Le Québec est sous eau

La rivière Shawinigan à Shawinigan. // Eric de Wallens(c)objectifmag.be

Depuis plusieurs semaines, le Québec vit dans l’eau. En effet ce n’est pas moins de 124 villes et municipalités sinistrées. 1326 résidences, 700 personnes évacuées de leur maison. 309 routes sont touchées par la crue des eaux. Pour les anciens c’est du jamais vu depuis 43 ans. L’eau monte depuis le mois de mars suite à la fonte de la neige et à une pluie presque incessante.
En ce qui concerne le manteau blanc qui a recouvert le territoire Québécois, tout n’a pas encore disparu, au Nord de la Tuque, la blancheur recouvre encore le sol par endroit.

L’église de NIcolet. // Eric de Wallens(c)www.objectifmag.be

Le Fleuve Saint-Laurent est sorti de son lit en profondeur dans les terres. Il a été demandé aux bateaux de naviguer doucement pour éviter des vagues trop fortes. La rivière St Maurice, la rivière Shawinigan, mais aussi tous les autres cours d’eau sont gonflés. La terre n’en peut plus, elle n’absorbe plus rien.
Et le pire est encore à venir selon le service météo, un long week-end de pluie arrive. Plus de 50mm d’eau en plus d’ici dimanche !

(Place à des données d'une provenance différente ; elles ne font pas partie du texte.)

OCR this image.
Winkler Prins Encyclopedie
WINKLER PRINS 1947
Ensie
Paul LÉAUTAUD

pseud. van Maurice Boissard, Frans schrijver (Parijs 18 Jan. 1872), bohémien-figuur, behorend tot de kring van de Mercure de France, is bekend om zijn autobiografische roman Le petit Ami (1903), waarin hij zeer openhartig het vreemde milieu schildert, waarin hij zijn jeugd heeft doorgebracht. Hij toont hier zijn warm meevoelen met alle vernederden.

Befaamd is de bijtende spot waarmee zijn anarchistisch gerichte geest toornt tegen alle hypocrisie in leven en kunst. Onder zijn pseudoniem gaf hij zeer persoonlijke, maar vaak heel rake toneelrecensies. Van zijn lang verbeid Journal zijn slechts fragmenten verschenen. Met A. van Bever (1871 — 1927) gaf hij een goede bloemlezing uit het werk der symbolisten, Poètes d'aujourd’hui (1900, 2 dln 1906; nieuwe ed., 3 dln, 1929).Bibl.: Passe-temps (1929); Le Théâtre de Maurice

La rivière Nicolet. // Eric de Wallens(c)www.objectifmag.be

Le fleuve St Laurent à Trois Rivières. // Eric de Wallens(c)objectifmag.be

Les citoyens disposent des centaines de sacs de sable autour des maisons. Mais l’eau s’infiltre partout. Il y a pénurie, plus aucun sac disponible dans les grandes surfaces. Il y a eu une ruée sur les pompes à eau également et les réserves sont à zéro.
L’armée est prête à intervenir, si le gouvernement le demande. Il est temps !
Les ouvriers communaux, les pompiers ainsi que les bénévoles ne savent plus où donner de la tête. La police est également sur le terrain. Il y a quelques jours, deux d’entre eux ont été blessés lors de l’effondrement de la route sous la voiture de patrouille à Sainte-Geneviève de Batiscan. L’eau avait miné le sous-sol. A Saint-Justin, ce sont les occupants d’une maison qui ont été évacués. Une bonne partie du jardin s’était affaissé.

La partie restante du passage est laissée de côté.